第1スイッチで設定可能な歩度の調整範囲を変更する第2スイッチを設けたので、アフターサービスにおいて調整範囲を例えば2倍に増やすことができる。このため、水晶振動子のエージングにより歩度の経年変化が発生する場合でも、時計の販売後のアフターサービスにおいて、第1スイッチおよび第2スイッチを適宜設定することで、歩度のエージング変化量を補正することができ、アフターサービスでの歩度調整作業を容易に行うことができる。したがって、年差時計のような高精度の時計の精度をアフターサービスで歩度を調整することで長期間維持することができる。
【0070】
本開示の時計のアフターサービス実施方法において、前記第1スイッチおよび前記第2スイッチは、時計の裏蓋を外した状態で操作可能に設けられ、前記第1設定工程および前記第2設定工程は、時計のケースから裏蓋を取り外した状態で、かつ、ムーブメントを前記ケースから取り外すことなく実行されることが好ましい。

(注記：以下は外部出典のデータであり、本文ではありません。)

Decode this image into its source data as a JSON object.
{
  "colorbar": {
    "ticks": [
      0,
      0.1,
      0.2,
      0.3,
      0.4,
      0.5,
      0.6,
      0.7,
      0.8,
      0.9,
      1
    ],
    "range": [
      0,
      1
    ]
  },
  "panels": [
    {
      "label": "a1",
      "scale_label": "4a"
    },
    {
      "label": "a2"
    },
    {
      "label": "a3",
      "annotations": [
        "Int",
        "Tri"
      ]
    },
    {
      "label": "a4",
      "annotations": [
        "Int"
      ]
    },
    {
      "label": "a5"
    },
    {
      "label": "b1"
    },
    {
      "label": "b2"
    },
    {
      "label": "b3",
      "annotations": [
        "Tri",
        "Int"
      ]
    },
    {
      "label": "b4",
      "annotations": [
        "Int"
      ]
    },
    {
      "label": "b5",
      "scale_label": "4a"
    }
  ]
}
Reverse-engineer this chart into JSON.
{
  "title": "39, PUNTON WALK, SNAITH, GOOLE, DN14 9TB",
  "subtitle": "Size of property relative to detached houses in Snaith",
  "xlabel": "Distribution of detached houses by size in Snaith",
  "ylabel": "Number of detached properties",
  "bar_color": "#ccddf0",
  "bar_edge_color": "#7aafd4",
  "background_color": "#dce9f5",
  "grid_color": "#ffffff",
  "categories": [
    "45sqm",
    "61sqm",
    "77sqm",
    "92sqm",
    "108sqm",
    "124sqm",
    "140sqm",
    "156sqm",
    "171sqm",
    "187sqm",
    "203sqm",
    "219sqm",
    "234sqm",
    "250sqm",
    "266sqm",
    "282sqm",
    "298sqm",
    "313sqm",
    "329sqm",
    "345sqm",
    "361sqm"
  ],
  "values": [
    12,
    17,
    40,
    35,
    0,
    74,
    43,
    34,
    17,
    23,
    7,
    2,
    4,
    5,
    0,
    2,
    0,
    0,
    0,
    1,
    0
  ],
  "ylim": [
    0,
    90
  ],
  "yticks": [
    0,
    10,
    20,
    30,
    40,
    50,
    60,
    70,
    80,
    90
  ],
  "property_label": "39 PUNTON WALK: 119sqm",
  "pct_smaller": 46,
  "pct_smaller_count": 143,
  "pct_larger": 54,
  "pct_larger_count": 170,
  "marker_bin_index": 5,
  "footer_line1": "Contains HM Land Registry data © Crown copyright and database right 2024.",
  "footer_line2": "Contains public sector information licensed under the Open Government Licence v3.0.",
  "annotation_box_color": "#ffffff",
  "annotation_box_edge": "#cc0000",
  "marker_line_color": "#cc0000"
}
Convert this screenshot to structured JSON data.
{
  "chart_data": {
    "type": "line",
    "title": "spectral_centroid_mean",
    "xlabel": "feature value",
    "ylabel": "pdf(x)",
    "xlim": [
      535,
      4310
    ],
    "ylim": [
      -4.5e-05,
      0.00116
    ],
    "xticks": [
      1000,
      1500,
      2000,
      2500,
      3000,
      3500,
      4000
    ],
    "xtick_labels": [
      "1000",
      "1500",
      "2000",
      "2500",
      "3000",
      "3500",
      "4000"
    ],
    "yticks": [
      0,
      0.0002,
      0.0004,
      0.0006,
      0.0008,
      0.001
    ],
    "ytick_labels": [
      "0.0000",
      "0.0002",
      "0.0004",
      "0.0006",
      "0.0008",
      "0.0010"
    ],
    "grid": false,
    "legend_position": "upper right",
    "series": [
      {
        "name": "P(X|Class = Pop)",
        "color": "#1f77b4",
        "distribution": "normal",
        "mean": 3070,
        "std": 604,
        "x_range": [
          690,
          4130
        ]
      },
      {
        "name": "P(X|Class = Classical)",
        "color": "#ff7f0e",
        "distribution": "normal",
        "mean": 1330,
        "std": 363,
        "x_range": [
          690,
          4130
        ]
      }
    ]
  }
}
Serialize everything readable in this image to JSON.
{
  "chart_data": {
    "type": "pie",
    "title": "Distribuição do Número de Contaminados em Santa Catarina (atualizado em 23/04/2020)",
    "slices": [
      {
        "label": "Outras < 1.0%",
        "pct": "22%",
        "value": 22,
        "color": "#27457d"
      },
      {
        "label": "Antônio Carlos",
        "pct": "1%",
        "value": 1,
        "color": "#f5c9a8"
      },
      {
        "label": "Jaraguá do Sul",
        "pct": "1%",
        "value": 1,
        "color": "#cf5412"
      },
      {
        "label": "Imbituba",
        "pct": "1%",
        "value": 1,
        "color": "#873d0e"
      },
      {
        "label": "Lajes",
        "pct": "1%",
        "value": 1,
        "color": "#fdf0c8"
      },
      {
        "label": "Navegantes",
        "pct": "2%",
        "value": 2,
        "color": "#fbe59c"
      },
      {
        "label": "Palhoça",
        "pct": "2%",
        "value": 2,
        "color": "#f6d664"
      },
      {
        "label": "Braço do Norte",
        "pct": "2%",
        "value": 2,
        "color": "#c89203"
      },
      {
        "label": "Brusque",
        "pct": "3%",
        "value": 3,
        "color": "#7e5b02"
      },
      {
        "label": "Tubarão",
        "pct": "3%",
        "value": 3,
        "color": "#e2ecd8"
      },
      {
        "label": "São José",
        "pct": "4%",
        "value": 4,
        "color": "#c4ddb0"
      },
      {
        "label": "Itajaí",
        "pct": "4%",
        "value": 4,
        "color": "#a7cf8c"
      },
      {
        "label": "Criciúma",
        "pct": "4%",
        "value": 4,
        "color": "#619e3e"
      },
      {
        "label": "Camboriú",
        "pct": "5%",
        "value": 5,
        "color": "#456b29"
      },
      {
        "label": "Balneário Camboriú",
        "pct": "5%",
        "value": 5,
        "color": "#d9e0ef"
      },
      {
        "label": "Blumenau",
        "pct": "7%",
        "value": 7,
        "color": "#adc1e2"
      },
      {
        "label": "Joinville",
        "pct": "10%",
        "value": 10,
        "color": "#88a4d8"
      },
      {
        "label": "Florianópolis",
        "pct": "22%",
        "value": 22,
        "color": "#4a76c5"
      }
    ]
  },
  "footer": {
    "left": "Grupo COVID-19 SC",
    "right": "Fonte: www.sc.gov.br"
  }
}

第1スイッチおよび第2スイッチは、裏蓋を外すだけで操作可能であるため、アフターサービスによる歩度調整を容易に行うことができる。
【0071】
本開示の時計のアフターサービス実施方法において、第2範囲によって調整可能な歩度の調整値は、第1範囲によって調整可能な歩度の調整値に比べて、時計を遅らせる方向の調整値に設定されていることが好ましい。
水晶振動子の経年変化では、歩度は基本的に進む方向に変化するため、アフターサービスでの歩度調整は歩度を遅らせるマイナス方向に調整できれば問題ない。したがって、第2範囲を、第1範囲に比べて、時計を遅らせる方向の調整値に設定されていることで、アフターサービスによって長期間に渡って歩度を調整することができる。
【0072】
本開示の時計のアフターサービス実施方法において、前記第1スイッチは、複数の論理緩急設定パターンが配置される回路基板と、前記論理緩急設定パターンと導通可能な導通部を有し、前記回路基板に対して回動することで前記導通部と導通する前記論理緩急設定パターンを選択可能なロータリースイッチと、を備え、前記第1スイッチの切り替えは、前記ロータリースイッチを回転することで実行されることが好ましい。
第1スイッチは、回転操作するロータリースイッチを備えているので、緩急ステップを容易にかつ可逆的に切り替えることができる。
【0073】
本開示の時計のアフターサービス実施方法において、前記第2スイッチの切り替えは、回路基板に設けられた緩急範囲設定パターンの切断部を切断することで実行されることが好ましい。
第2スイッチは、治具等を用いて切断部を切断することで、容易に切り替えることができる。
【符号の説明】
【0074】
1…時計、2…外装ケース、4…時刻表示装置、8…裏蓋、10…ムーブメント、12…輪列受、12B…開口、51…第1スイッチ、52…第2スイッチ、90…パッケージ、100…電子制御回路、108…水晶振動子、111…発振回路、112…分周回路、120…温度補償機能部、130…温度補償回路、136…論理緩急回路、137…周波数調整制御回路、500…回路基板、500B…回路基板、501…パターン切断孔、502…パターン切断孔、510…第1論理緩急設定パターン、520…第2論理緩急設定パターン、527…切断部、530…第3論理緩急設定パターン、540…ダミーパターン、570…緩急範囲設定パターン、575…切断部、580…電源パッド、590…第4論理緩急設定パターン、600…ロータリースイッチ、720…スイッチアーム、721…導通部、730…操作アーム、731…溝、951…目盛部。